Viral antigens hijack the dynein motors to transport viral progeny to the viral synapse. (A) Effects of vanadate (V_i) on the activity of the dynein motor. Hexameric rings linked into one large polypeptide form the core of the dynein motor. The transitions between the pre- and post-power-stroke states are dependent on the highly coordinated interactions between the structural components of the dynein head. Upon ATP binding, the dynein head releases the microtubule (MT) and accelerates hydrolysis of ATP to ADP + P_i. This results in the conformational changes of the linker into the pre-power stroke. Once P_i is released, the stalk resumes its high-affinity conformation that locks the dynein head onto the MT. The linker swings from its pre-power-stroke position (AAA2) to the post-power-stroke position (AAA4) when ADP is released. V_i replaces P_i in the dynein-ADP-P_i complex, resulting in a covalent ADP entrapment and a dead-end kinetic block of the ATPase of the dynein motor. (B) At 9 hpi, EHV1-inoculated T cells were washed with citrate buffer, followed by 1 h of treatment with 0, 0.1, 1, or 10 μM V_i prior to cocultivation with RK13 cells. After 48 h of cocultivation, the plaques were fixed and stained with crystal violet. For each condition, viral plaques were counted and graphed as percentages of the control level. Data represent means plus SD for three independent experiments. *, P < 0.05.

FIG 12

Inorganic vanadate (V_i) disrupts the cellular dynein motors but does not interfere with viral replication. (A) Expression of mannose 6-phosphate receptor (M6-PR) in mock- or V_i-treated RK13 cells or equine T lymphocytes. For mock-treated cells, a scattered expression pattern of M6-PR (green) was observed. Upon treatment with 10 μM V_i, M6-PR clustered in the juxtanuclear region. Nuclei were counterstained blue (Hoechst dye). (B) (Top) A viral plaque assay with RK13 cells, cell-free virus, and different concentrations of V_i was carried out, and plaques were visualized by crystal violet staining. (Bottom) Numbers of viral plaques. Data represent means ± SD for three independent experiments performed in triplicate.

FIG 13

Hypothetical model of EHV1 infection of T lymphocytes. (A) (1) During primary EHV1 replication in the URT, (2) monocytic cells and T lymphocytes are attracted to the site of infection. (3) Extravasated monocytic cells become infected by cell-free virus at the URT. (B and C) (4) Patrolling monocytes and dendritic cells present viral antigen to T lymphocytes at the level of the URT or draining lymph nodes, resulting in T cell activation (5).
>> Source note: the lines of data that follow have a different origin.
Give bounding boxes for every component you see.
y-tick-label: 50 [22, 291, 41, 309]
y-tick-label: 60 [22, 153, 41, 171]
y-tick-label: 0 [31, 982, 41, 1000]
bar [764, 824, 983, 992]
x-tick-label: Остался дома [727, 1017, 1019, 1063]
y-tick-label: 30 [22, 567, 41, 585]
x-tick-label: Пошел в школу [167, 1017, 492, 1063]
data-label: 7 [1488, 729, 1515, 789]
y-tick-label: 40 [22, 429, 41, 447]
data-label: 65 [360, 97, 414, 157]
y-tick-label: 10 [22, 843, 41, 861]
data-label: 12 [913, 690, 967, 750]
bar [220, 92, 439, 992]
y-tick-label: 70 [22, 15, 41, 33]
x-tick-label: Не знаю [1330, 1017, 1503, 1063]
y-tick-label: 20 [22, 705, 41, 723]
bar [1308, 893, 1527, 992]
Activated T lymphocytes become efficiently infected either directly by cell-free virus (5a) or indirectly by cell-to-cell transfer (5b and 5c). (D) Once infected, monocytic cells and T lymphocytes migrate to the target organs. Upon binding to the target endothelium, viral replication in monocytic cells is again activated. Progeny virus is assembled and transferred to the endothelium. On binding of infected T lymphocytes to target endothelium, a late viral protein(s) orchestrates T cell polarization, viral assembly, and transfer to the adjacent endothelium. Infection of the endothelium ultimately results in vasculitis.